As sanções já adotadas contra a Rússia pela União Europeia e os Estados Unidos são "inaceitáveis" e "terão consequências", reagiu o ministro russo das Relações Exteriores, Serguei Lavrov, em uma conversa por telefone com seu homólogo americano, John Kerry.

Antes, a chanceler alemã, Angela Merkel, havia considerado a incorporação da Crimeia à Rússia "contrária ao direito internacional" e Londres anunciara a suspensão da cooperação militar com a Rússia, incluindo as licenças de exportação em curso.

O presidente americano, Barack Obama, pediu aos líderes do G7 e da União Europeia que se reúnam na semana que vem em Haia, durante a cúpula sobre segurança nuclear, para debater a situação na Ucrânia.

O secretário-geral da ONU, Ban Ki-moon, manifestou sua "crescente preocupação" com a Ucrânia e defendeu sua integridade territorial, mas sem condenar claramente a decisão de Putin de incorporar a Crimeia à Rússia.

Crimeia ;parte inseparável da Rússia;

O tratado desta terça aconteceu após uma avalanche de anúncios feitos na segunda-feira pelas autoridades da Crimeia, que em poucas horas anunciaram a independência da Ucrânia, o pedido de união com a Rússia, a dissolução das unidades militares ucranianas em seu território, a adoção do rublo e a passagem para o fuso horário de Moscou no dia 30 de março.

As autoridades locais anunciaram essas medidas amparadas pelo êxito incontestável do referendo de domingo, quando quase 97% dos crimeios que foram às urnas votaram pela volta à Rússia e por não se submeterem mais ao governo de Kiev, liderado por pró-europeus desde a destituição do presidente pró-russo Viktor Yanukovytch, no último 22 de fevereiro.

Antes da assinatura do tratado, Putin fez um discurso carregado de patriotismo, no qual proclamou que "no coração e na consciência do povo, a Crimeia era e continua sendo uma parte inseparável da Rússia".

O mandatário russo criticou a decisão tomada pelo líder soviético Nikita Kruschev, que em 1954 entregou a Crimeia à Ucrânia.

Putin ressaltou que quando a União Soviética acabou em 1991 e "a Crimeia logo ficou em outro Estado, a Rússia se sentiu não só roubada, como também saqueada".

Ele advertiu que o Ocidente "cruzou a linha vermelha" na crise armada em torno da Crimeia, mas esclareceu que a Rússia não tentará anexar partes do leste e o sul da Ucrânia, de maioria étnica russa. "Não queremos a desintegração da Ucrânia", disse.

Sanções ocidentais

Putin, que com esta crise bateu um recorde de popularidade desde a sua volta à Presidência em 2012, parece impassível diante das sanções anunciadas por União Europeia, Estados Unidos, Canadá e Japão.

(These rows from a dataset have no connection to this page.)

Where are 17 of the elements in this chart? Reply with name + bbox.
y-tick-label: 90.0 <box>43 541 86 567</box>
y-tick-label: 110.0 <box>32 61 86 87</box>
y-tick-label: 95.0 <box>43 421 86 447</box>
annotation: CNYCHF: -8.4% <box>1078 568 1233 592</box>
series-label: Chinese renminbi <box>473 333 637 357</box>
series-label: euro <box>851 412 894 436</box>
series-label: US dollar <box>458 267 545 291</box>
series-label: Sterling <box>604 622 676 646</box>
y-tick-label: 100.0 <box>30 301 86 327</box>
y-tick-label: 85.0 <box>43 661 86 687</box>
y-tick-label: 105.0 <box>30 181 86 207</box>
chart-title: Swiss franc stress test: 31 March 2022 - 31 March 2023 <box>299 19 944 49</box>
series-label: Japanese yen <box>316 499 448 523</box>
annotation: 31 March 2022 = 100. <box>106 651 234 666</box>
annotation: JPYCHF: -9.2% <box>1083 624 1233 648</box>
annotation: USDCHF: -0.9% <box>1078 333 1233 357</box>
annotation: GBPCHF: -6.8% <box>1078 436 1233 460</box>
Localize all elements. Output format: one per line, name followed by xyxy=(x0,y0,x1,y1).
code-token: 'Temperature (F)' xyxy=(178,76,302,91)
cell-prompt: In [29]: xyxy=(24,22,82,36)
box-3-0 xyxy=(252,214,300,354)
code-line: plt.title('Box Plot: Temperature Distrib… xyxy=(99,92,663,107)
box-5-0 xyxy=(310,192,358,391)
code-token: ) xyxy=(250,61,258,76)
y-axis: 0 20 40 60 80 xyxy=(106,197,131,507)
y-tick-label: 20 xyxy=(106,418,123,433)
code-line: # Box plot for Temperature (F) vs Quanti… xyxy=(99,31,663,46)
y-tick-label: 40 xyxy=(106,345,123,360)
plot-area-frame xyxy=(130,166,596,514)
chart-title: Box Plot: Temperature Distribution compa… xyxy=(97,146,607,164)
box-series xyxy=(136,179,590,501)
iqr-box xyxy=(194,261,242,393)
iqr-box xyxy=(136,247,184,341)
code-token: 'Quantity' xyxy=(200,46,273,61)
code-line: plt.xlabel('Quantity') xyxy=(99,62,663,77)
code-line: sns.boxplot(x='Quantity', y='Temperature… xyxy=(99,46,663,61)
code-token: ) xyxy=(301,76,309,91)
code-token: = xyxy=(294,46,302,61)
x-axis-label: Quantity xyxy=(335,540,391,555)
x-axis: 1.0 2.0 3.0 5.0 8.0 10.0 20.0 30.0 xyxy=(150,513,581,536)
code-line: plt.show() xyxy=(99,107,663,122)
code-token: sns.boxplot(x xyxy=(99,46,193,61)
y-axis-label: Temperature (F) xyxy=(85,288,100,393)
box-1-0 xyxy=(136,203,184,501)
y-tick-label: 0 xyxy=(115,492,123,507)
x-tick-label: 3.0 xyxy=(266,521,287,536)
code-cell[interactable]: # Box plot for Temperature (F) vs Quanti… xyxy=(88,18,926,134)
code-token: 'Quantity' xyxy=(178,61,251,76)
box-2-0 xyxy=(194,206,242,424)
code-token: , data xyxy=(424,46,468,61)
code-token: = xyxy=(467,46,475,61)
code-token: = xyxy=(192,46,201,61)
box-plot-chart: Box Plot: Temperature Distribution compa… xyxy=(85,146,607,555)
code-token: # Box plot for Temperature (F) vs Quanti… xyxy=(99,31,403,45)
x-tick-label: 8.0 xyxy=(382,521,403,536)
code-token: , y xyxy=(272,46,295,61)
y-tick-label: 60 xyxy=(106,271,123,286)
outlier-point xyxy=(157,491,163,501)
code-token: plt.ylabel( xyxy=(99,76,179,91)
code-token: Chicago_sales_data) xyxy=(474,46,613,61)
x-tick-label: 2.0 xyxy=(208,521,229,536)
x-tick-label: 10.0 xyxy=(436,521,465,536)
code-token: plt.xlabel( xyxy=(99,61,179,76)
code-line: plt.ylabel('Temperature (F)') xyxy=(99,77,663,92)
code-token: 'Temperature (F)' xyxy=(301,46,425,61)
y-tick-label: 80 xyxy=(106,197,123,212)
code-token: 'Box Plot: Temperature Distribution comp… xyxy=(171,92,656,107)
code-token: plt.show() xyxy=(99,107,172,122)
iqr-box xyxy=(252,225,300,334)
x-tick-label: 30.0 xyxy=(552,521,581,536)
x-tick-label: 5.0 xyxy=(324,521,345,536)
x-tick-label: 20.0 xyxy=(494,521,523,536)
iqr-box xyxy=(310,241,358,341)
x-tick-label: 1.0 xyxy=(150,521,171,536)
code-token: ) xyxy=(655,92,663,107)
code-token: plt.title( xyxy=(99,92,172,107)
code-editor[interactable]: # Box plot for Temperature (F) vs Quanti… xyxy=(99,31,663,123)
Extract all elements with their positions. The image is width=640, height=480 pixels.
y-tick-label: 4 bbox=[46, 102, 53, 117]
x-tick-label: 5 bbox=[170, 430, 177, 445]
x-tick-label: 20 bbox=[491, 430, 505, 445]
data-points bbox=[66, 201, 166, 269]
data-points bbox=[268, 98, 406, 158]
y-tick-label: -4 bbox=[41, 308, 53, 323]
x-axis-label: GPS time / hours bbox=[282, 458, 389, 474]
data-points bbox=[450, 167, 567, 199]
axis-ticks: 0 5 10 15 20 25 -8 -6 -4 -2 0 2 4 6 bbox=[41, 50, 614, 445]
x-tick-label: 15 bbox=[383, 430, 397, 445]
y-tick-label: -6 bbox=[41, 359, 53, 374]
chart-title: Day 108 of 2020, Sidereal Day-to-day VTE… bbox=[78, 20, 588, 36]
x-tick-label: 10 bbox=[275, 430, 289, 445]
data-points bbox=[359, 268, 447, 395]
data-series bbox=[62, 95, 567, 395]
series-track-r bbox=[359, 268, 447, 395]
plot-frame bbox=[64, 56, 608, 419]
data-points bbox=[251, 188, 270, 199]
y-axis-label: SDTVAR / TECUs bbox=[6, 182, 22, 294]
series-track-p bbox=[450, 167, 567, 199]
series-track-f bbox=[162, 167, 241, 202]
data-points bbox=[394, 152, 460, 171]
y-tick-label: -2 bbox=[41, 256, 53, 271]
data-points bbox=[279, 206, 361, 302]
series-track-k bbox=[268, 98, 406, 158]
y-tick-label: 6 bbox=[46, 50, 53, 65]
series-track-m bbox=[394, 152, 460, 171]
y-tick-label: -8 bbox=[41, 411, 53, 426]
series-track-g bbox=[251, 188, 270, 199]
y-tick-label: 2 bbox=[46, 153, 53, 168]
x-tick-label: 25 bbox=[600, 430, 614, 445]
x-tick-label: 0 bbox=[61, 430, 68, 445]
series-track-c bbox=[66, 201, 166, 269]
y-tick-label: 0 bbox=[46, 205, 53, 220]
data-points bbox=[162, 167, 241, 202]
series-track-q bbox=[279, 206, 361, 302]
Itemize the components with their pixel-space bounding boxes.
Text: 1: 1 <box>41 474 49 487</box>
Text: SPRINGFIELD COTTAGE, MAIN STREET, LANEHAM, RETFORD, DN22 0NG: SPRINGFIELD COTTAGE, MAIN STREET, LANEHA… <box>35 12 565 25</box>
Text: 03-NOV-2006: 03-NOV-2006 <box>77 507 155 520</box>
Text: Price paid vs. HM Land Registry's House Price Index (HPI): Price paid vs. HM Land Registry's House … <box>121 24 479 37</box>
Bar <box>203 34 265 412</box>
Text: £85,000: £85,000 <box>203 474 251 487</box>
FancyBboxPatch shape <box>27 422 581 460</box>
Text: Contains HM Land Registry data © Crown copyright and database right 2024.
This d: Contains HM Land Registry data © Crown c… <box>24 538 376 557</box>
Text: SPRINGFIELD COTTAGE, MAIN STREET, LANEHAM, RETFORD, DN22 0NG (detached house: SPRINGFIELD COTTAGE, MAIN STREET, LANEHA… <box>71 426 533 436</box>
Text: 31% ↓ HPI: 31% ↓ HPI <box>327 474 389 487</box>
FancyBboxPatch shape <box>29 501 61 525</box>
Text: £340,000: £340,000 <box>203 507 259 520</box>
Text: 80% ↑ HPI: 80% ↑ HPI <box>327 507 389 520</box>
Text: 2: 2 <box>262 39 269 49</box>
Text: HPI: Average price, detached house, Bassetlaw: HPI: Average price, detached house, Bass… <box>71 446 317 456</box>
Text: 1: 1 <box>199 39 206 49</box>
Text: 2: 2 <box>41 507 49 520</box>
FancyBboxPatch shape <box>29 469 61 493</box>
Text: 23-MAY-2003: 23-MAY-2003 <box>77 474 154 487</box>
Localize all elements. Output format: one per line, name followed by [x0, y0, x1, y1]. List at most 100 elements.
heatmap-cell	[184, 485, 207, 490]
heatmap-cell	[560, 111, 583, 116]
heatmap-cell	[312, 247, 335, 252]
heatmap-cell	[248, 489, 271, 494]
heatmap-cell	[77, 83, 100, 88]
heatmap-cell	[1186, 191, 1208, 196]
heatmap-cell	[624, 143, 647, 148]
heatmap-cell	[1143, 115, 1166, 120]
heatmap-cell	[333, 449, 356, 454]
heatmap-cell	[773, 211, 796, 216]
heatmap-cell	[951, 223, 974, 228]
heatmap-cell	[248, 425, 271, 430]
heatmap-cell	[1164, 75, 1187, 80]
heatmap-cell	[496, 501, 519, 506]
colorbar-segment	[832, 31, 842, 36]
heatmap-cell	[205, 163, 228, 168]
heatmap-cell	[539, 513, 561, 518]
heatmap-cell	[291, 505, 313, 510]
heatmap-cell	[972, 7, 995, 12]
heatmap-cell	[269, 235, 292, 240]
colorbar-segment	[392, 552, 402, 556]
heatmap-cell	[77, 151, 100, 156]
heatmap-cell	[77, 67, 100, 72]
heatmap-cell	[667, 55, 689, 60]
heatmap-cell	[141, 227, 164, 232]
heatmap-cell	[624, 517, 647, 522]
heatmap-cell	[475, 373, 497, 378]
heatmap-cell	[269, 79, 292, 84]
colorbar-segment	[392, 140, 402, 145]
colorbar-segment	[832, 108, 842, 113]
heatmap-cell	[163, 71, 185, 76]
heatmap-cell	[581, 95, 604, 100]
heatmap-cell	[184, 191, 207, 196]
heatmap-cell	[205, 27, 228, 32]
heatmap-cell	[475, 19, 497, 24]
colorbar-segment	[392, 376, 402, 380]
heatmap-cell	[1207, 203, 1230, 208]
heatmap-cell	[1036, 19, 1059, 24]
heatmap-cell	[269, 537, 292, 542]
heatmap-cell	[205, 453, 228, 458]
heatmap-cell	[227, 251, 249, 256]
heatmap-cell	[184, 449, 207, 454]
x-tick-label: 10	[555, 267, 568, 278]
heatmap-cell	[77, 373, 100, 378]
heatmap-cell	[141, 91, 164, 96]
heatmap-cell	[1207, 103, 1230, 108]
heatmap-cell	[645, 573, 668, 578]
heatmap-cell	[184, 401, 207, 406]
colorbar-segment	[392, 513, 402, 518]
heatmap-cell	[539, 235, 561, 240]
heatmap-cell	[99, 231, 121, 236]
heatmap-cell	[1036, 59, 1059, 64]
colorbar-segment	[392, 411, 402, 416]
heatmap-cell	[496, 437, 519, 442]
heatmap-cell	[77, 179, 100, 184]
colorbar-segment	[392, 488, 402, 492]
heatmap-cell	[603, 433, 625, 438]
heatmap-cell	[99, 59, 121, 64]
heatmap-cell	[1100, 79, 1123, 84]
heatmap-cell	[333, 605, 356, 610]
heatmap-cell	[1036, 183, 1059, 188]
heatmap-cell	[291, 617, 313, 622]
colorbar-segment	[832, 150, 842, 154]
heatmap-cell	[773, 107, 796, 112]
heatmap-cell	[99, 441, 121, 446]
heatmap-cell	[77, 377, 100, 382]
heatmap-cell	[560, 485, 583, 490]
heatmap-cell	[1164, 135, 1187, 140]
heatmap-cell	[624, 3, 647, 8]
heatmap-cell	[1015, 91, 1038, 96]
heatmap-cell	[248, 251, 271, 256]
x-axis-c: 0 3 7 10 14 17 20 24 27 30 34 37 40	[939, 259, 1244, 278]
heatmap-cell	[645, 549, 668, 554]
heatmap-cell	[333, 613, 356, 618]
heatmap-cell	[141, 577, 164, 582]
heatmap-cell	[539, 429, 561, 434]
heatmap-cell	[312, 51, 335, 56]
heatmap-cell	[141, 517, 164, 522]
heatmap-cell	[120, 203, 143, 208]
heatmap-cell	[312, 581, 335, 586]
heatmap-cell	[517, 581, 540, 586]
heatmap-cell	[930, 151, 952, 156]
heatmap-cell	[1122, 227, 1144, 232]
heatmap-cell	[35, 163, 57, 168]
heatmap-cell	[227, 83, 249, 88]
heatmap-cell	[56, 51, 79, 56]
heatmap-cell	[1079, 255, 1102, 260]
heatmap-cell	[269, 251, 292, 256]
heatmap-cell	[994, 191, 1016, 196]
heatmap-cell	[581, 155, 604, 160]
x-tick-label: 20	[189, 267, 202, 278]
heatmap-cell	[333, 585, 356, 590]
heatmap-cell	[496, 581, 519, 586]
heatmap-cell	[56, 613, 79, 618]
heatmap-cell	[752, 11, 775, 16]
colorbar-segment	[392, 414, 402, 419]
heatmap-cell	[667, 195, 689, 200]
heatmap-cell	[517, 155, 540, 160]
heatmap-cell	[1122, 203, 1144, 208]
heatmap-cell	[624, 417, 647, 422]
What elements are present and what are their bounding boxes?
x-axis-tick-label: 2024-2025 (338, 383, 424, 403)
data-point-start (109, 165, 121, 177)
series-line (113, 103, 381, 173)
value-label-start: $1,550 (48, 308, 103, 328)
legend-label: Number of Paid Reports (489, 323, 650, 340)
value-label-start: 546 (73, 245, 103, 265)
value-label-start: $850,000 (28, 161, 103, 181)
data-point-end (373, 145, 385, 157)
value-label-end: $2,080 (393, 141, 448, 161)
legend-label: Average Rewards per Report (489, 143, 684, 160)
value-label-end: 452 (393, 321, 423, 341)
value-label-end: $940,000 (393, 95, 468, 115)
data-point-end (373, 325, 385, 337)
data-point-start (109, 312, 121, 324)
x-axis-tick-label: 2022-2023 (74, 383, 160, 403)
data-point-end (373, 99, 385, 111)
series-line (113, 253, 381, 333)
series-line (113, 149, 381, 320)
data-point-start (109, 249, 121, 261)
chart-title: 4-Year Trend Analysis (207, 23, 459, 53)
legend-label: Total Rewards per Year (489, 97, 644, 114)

As sanções europeias e americanas afetam um número limitado de autoridades russas e ucranianas e, a princípio, não comprometem diretamente o presidente russo.

A Casa Branca apontou para 11 pessoas: sete russas e quatro acusadas de conluio com a Rússia na Ucrânia, entre elas Yanukovytch e um assessor, assim como dois líderes separatistas da Crimeia, Axionov e Vladimir Konstantinov.

Já os ministros das Relações Exteriores europeus "decidiram por sanções - restrições na concessão de vistos e congelamento de bens - contra 21 autoridades ucranianas e russas", anunciou a Lituânia. Essas sanções são inéditas na história das relações entre a UE e a Rússia desde o fim da União Soviética.

O ministro das Relações Exteriores francês, Laurent Fabius, disse que a França não descarta suspender a venda de navios militares da classe Mistral à Rússia.